沈鹤立拍拍他的手,顾心钺苦笑着看他,“怎么我听见我爹死了,一点都不伤心。”

沈鹤立按住他的肩,无声的安慰着他。

不一会儿大夫就过来回话了,马上风这种没有立时抢救就是必死的命,除了花楼还备着个大夫能第一时间抢救,其余人家这种情况,等请了大夫来,身体都硬了。

顾心钺让人给了医药钱,厚厚的荷包,大夫知道怎么说。送走了大夫,顾心钺长长吁出一口气,“让人挂白,报丧。”

曾妈历时就用帕子盖住眼睛低声的哭泣,不是有多深的感情,只是这是规矩,不管心里怎么想,面上都要像死了亲娘一样。

顾心钺看着沈鹤立,还有心情笑出来,“你先回去,等灵堂办起来你再过来治丧。”

“要不要我在这陪你?”沈鹤立问。

顾心钺摇头,“我还行。”

顾心钺坐在椅子一动未动,丧事有专门的人去做,死的那么突然,老衣都没准备好呢。直到曾妈过来说,“少爷,老爷的遗体安置好了。”顾心钺才站起来,坐的太久有点腿麻,起身后有些踉跄。

“少爷。”曾妈扶着他。

顾心钺摇头示意自己没事,穿上急忙赶出来的丧服,去到灵堂。顾心诚在外还没通知到,其余顾心嘉顾心宏带着媳妇孩子都过来,顾兴邦死的突然,导致大家都有种这不是真的荒谬感,伤心倒是后面的。

顾心眉和顾心康穿着丧服过来,他们两到了灵堂倒是眼泪汪汪的,见了顾心钺过来,哭的更厉害了。顾心钺走到棺材前,看到整装收敛在棺材里的人,面色青白,依稀可见英俊的五官,裹着华贵的寿衣,嘴里手里都塞着玉石,棺材底下还有上好的木香。

这人生于富贵,长于富贵,最后也死于富贵,倒也算完整的一生。顾心钺无声叹道,他的一生不仅碌碌无为,还自私自利,贪花好色,身为人子没有承继父祖荣光,身为人夫没有爱护尊重妻子,身为人父,也许孩子小的时候他还当个玩具有亲近之意,等孩子长大后着实冷漠的可以。
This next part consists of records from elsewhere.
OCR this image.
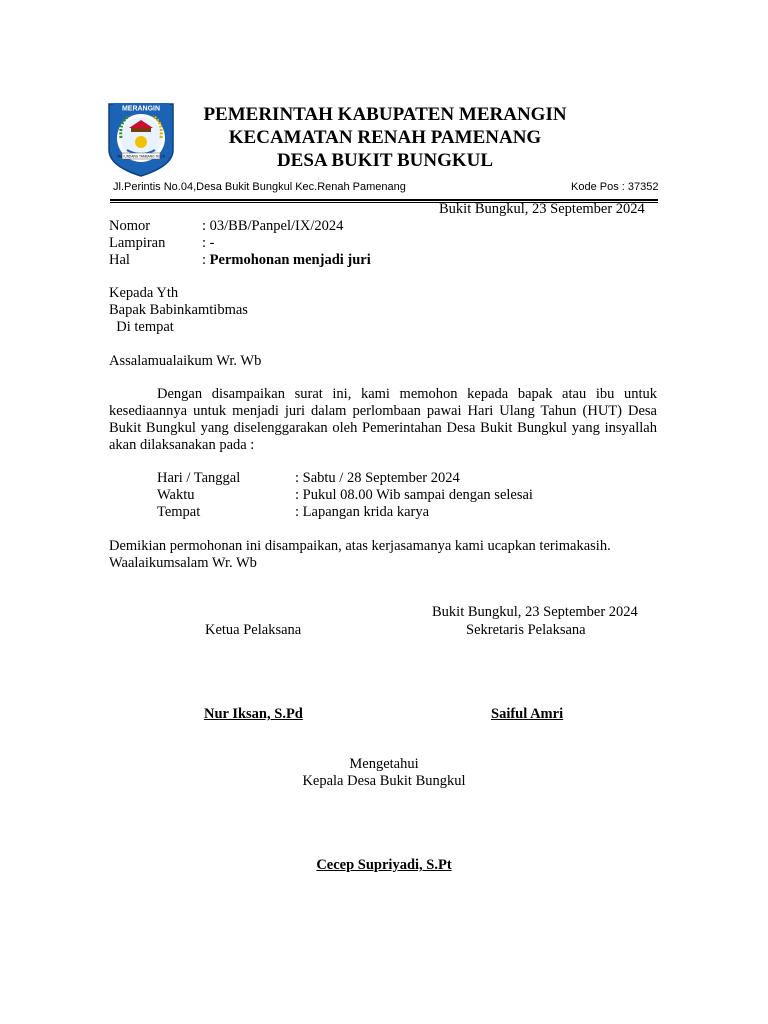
MERANGIN
TALI UNDANG TAMBANG TELITI
PEMERINTAH KABUPATEN MERANGIN
KECAMATAN RENAH PAMENANG
DESA BUKIT BUNGKUL
Jl.Perintis No.04,Desa Bukit Bungkul Kec.Renah Pamenang	Kode Pos : 37352
Bukit Bungkul, 23 September 2024
Nomor	: 03/BB/Panpel/IX/2024
Lampiran	: -
Hal	: Permohonan menjadi juri
Kepada Yth
Bapak Babinkamtibmas
Di tempat
Assalamualaikum Wr. Wb
Dengan disampaikan surat ini, kami memohon kepada bapak atau ibu untuk kesediaannya untuk menjadi juri dalam perlombaan pawai Hari Ulang Tahun (HUT) Desa Bukit Bungkul yang diselenggarakan oleh Pemerintahan Desa Bukit Bungkul yang insyallah akan dilaksanakan pada :
Hari / Tanggal	: Sabtu / 28 September 2024
Waktu	: Pukul 08.00 Wib sampai dengan selesai
Tempat	: Lapangan krida karya
Demikian permohonan ini disampaikan, atas kerjasamanya kami ucapkan terimakasih.
Waalaikumsalam Wr. Wb
Bukit Bungkul, 23 September 2024
Ketua Pelaksana	Sekretaris Pelaksana
Nur Iksan, S.Pd	Saiful Amri
Mengetahui
Kepala Desa Bukit Bungkul
Cecep Supriyadi, S.Pt
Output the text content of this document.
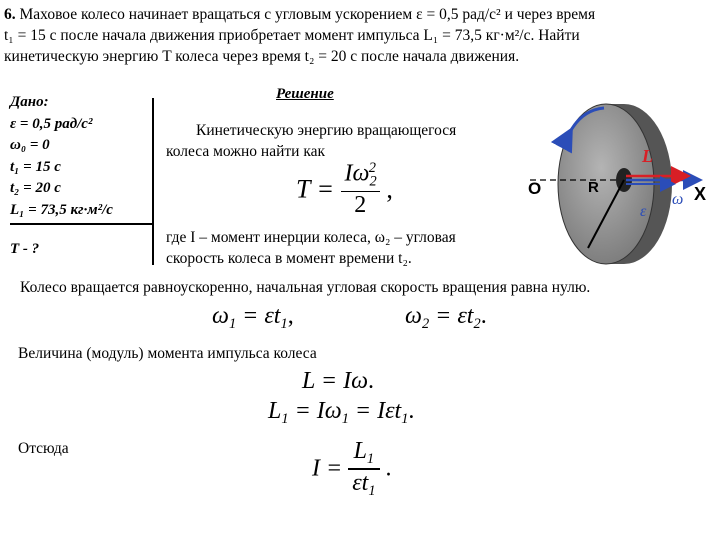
6. Маховое колесо начинает вращаться с угловым ускорением ε = 0,5 рад/с² и через время
t₁ = 15 с после начала движения приобретает момент импульса L₁ = 73,5 кг·м²/с. Найти
кинетическую энергию T колеса через время t₂ = 20 с после начала движения.
Дано:
ε = 0,5 рад/с²
ω₀ = 0
t₁ = 15 с
t₂ = 20 с
L₁ = 73,5 кг·м²/с
T - ?
Решение
Кинетическую энергию вращающегося
колеса можно найти как
$T = \frac{I\omega_2^2}{2}$ ,
где I – момент инерции колеса, ω₂ – угловая
скорость колеса в момент времени t₂.
Колесо вращается равноускоренно, начальная угловая скорость вращения равна нулю.
$\omega_1 = \varepsilon t_1$,	$\omega_2 = \varepsilon t_2$.
Величина (модуль) момента импульса колеса
L = Iω.
$L_1 = I\omega_1 = I\varepsilon t_1$.
Отсюда
$I = \frac{L_1}{\varepsilon t_1}$ .
O	R	X
L
ε
ω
就这么一个人啊,活的时候没什么光彩,死也是这样不光彩的死法。顾心钺从棺材边走开,心底隐秘的怨恨好像随着人去了也没了,只是失去至亲的悲伤,他也真没有就是。坐在灵堂侧室,顾思慎是承重孙,穿的一身素白进来,眼圈红红的,先去灵前磕头后才来侧室找顾心钺。

顾心钺摸摸他的眼睛,顾思慎吸吸鼻子,“爹,眼睛辣辣的。”

顾心钺低头给他呼呼,小孩原本看着人哭就容易跟着哭,大概是担心慎儿哭不出来,才在他眼睛边上涂了姜汁。顾心钺小声的问他吃饭了没有,顾思慎点点头,也不问为什么早餐没有香香的肉吃了。

顾二叔也来了,他是被人搀进来的,对于这个亲哥哥,纵使有不满,如今也只有不舍,哀戚不成声,顾心钺这会不能只坐着了,临出走前,顾心钺找曾妈要了抹了姜汁的帕子擦擦眼睛,一下就双目泛红。

顾兴邦的丧礼只做了三天,虽然丧仪规格一应俱全,但到底少了真心,有心人也能看到华贵下的冷清,关于守孝,顾心钺说一切从简吧,他和慎儿守足七七,其余儿孙辈以日代月守二十七天就好,女儿守三七,顾心慨这样的侄子辈守七天就成。

顾心诚日夜兼程的回来只能赶到第三天收殓下葬,本就一肚子火,听到顾心钺这么安排守孝,不由冷哼道,“这还真是爹的好儿子,孝顺的好孩子,你如此凉薄,还有半点为人子的本份吗?”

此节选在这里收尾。